How do machines learn? Let’s explore supervised, unsupervised, and reward learning approaches.

Francesco Conti : 12 November 2025 22:03

Artificial intelligence isn’t about magic, it’s about learning! This article aims to demystify the esotericism surrounding artificial intelligence (AI) by providing a comprehensive answer to the question , “How do machines learn?” Indeed, the ” magic ” behind AI’s functioning lies in the learning phase. Artificial intelligence applications use vast amounts of data, from which patterns are identified to make data-driven decisions.

There are several approaches to learning, including supervised , unsupervised , and reinforcement learning.
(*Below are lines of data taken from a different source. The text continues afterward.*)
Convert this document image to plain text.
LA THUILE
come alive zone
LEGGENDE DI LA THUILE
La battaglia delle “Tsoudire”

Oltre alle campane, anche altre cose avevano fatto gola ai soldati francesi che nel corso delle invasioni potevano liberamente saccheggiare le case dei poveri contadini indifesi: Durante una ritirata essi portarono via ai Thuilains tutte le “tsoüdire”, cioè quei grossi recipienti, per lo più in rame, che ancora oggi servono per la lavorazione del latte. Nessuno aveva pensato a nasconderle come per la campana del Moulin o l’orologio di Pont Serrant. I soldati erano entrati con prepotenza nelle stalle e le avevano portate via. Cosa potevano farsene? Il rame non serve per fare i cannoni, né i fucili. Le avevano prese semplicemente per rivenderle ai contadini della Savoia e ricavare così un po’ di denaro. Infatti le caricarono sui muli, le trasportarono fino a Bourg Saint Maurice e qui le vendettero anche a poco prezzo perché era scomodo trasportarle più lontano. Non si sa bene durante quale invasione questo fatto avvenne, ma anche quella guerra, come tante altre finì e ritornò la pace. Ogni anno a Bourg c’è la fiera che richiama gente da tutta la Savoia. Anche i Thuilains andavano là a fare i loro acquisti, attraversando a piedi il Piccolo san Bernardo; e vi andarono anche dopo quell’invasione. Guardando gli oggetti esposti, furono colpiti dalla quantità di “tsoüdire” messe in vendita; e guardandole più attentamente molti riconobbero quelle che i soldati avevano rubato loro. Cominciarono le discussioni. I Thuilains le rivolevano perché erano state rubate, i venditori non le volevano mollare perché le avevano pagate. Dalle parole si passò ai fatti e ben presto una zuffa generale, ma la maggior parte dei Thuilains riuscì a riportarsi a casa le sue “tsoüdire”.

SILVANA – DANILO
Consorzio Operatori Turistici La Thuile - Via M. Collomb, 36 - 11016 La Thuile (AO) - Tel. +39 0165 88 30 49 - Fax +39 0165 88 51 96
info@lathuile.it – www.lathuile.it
These methods differ in their objectives and problems to solve, as well as in the type of data available: labeled examples, unlabeled examples, or through direct interaction with an environment, respectively.
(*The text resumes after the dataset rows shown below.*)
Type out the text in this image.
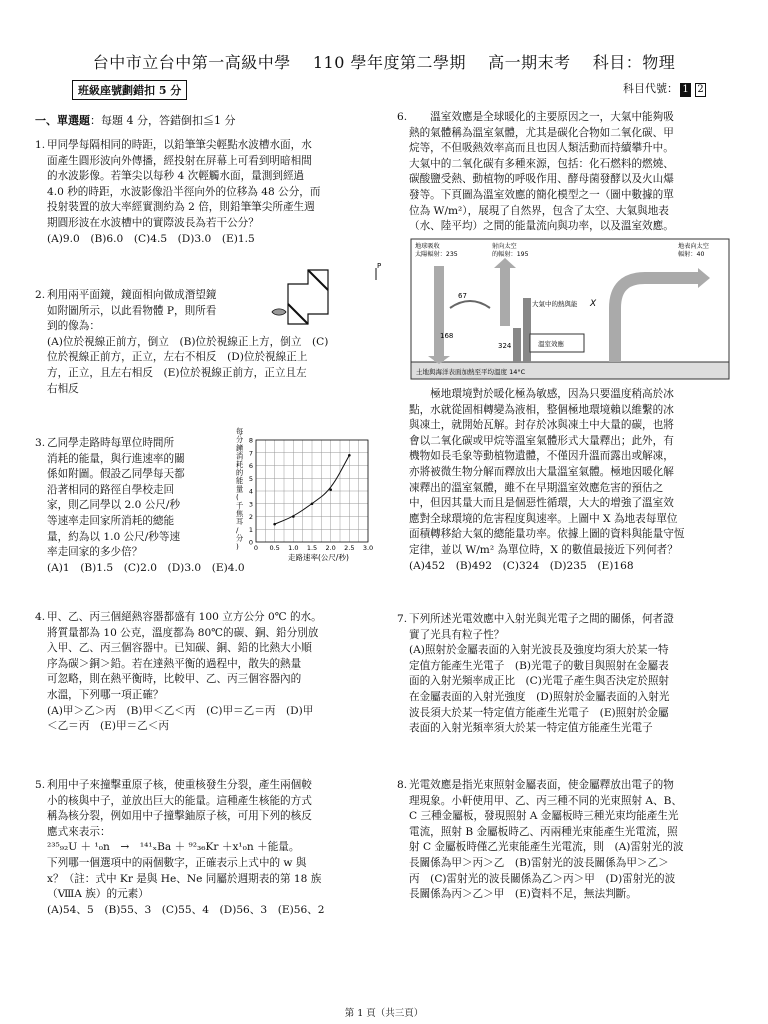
台中市立台中第一高級中學　 110 學年度第二學期　 高一期末考　 科目：物理
班級座號劃錯扣 5 分	科目代號： 1 2
一、單選題：每題 4 分，答錯倒扣≦1 分
1. 甲同學每隔相同的時距，以鉛筆筆尖輕點水波槽水面，水

面產生圓形波向外傳播，經投射在屏幕上可看到明暗相間

的水波影像。若筆尖以每秒 4 次輕觸水面，量測到經過

4.0 秒的時距，水波影像沿半徑向外的位移為 48 公分，而

投射裝置的放大率經實測約為 2 倍，則鉛筆筆尖所產生週

期圓形波在水波槽中的實際波長為若干公分？

(A)9.0　(B)6.0　(C)4.5　(D)3.0　(E)1.5

2. 利用兩平面鏡，鏡面相向做成潛望鏡

如附圖所示，以此看物體 P，則所看

到的像為：

(A)位於視線正前方，倒立　(B)位於視線正上方，倒立　(C)

位於視線正前方，正立，左右不相反　(D)位於視線正上

方，正立，且左右相反　(E)位於視線正前方，正立且左

右相反

P
3. 乙同學走路時每單位時間所

消耗的能量，與行進速率的關

係如附圖。假設乙同學每天都

沿著相同的路徑自學校走回

家，則乙同學以 2.0 公尺/秒

等速率走回家所消耗的總能

量，約為以 1.0 公尺/秒等速

率走回家的多少倍？

(A)1　(B)1.5　(C)2.0　(D)3.0　(E)4.0

每分鐘消耗的能量(千焦耳/分)	0
1
2
3
4
5
6
7
8
0 0.5 1.0 1.5 2.0 2.5 3.0
走路速率(公尺/秒)
4. 甲、乙、丙三個絕熱容器都盛有 100 立方公分 0℃ 的水。

將質量都為 10 公克，溫度都為 80℃的碳、銅、鉛分別放

入甲、乙、丙三個容器中。已知碳、銅、鉛的比熱大小順

序為碳＞銅＞鉛。若在達熱平衡的過程中，散失的熱量

可忽略，則在熱平衡時，比較甲、乙、丙三個容器內的

水溫，下列哪一項正確？

(A)甲＞乙＞丙　(B)甲＜乙＜丙　(C)甲＝乙＝丙　(D)甲

＜乙＝丙　(E)甲＝乙＜丙

5. 利用中子來撞擊重原子核，使重核發生分裂，產生兩個較

小的核與中子，並放出巨大的能量。這種產生核能的方式

稱為核分裂，例如用中子撞擊鈾原子核，可用下列的核反

應式來表示：

²³⁵₉₂U ＋ ¹₀n　→　¹⁴¹ₓBa ＋ ⁹²₃₆Kr ＋x¹₀n ＋能量。

下列哪一個選項中的兩個數字，正確表示上式中的 w 與

x？（註：式中 Kr 是與 He、Ne 同屬於週期表的第 18 族

（ⅧA 族）的元素）

(A)54、5　(B)55、3　(C)55、4　(D)56、3　(E)56、2

6. 　　溫室效應是全球暖化的主要原因之一，大氣中能夠吸

熱的氣體稱為溫室氣體，尤其是碳化合物如二氧化碳、甲

烷等，不但吸熱效率高而且也因人類活動而持續攀升中。

大氣中的二氧化碳有多種來源，包括：化石燃料的燃燒、

碳酸鹽受熱、動植物的呼吸作用、酵母菌發酵以及火山爆

發等。下頁圖為溫室效應的簡化模型之一（圖中數據的單

位為 W/m²），展現了自然界，包含了太空、大氣與地表

（水、陸平均）之間的能量流向與功率，以及溫室效應。

地球吸收太陽輻射：235
射向太空的輻射：195
地表向太空輻射：40
67
168
324
大氣中的熱與能
溫室效應
X
土地與海洋表面加熱至平均溫度 14°C

　　極地環境對於暖化極為敏感，因為只要溫度稍高於冰

點，水就從固相轉變為液相，整個極地環境賴以維繫的冰

與凍土，就開始瓦解。封存於冰與凍土中大量的碳，也將

會以二氧化碳或甲烷等溫室氣體形式大量釋出；此外，有

機物如長毛象等動植物遺體，不僅因升溫而露出或解凍，

亦將被微生物分解而釋放出大量溫室氣體。極地因暖化解

凍釋出的溫室氣體，雖不在早期溫室效應危害的預估之

中，但因其量大而且是個惡性循環，大大的增強了溫室效

應對全球環境的危害程度與速率。上圖中 X 為地表每單位

面積轉移給大氣的總能量功率。依據上圖的資料與能量守恆

定律，並以 W/m² 為單位時，X 的數值最接近下列何者？

(A)452　(B)492　(C)324　(D)235　(E)168

7. 下列所述光電效應中入射光與光電子之間的關係，何者證

實了光具有粒子性？

(A)照射於金屬表面的入射光波長及強度均須大於某一特

定值方能產生光電子　(B)光電子的數目與照射在金屬表

面的入射光頻率成正比　(C)光電子產生與否決定於照射

在金屬表面的入射光強度　(D)照射於金屬表面的入射光

波長須大於某一特定值方能產生光電子　(E)照射於金屬

表面的入射光頻率須大於某一特定值方能產生光電子

8. 光電效應是指光束照射金屬表面，使金屬釋放出電子的物

理現象。小軒使用甲、乙、丙三種不同的光束照射 A、B、

C 三種金屬板，發現照射 A 金屬板時三種光束均能產生光

電流，照射 B 金屬板時乙、丙兩種光束能產生光電流，照

射 C 金屬板時僅乙光束能產生光電流，則　(A)雷射光的波

長關係為甲＞丙＞乙　(B)雷射光的波長關係為甲＞乙＞

丙　(C)雷射光的波長關係為乙＞丙＞甲　(D)雷射光的波

長關係為丙＞乙＞甲　(E)資料不足，無法判斷。

第 1 頁（共三頁）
In this article, we’ll explore these three methods and try to understand how they work! We’ll also provide an overview of modern learning mechanisms, such as active learning and reinforcement learning from human feedback !

Indice dei contenuti nascondi

1. Supervised Learning

2. Unsupervised Learning

3. Reinforcement Learning

4. It doesn’t end here!

5. Modern approaches

6. Conclusions

Supervised Learning

Supervised learning is one of the most popular approaches in machine learning. Methods based on this approach rely on a training phase using data, in which each example is associated with a corresponding response, or label . The primary goal of a machine learning (ML) model in this context is to learn the relationship between data features and labels in order to make accurate predictions on new inputs. The main tasks that can be solved through supervised learning are:

Classification : The goal is to assign objects or instances to predefined categories or classes. For example, classification might involve assigning emails as “spam” or “not spam” or identifying images as “dog” or “cat.”
Regression : The prediction of a continuous numerical value based on input characteristics. For example, regression can be used to predict the price of a house based on its characteristics, such as the number of rooms, size, and location.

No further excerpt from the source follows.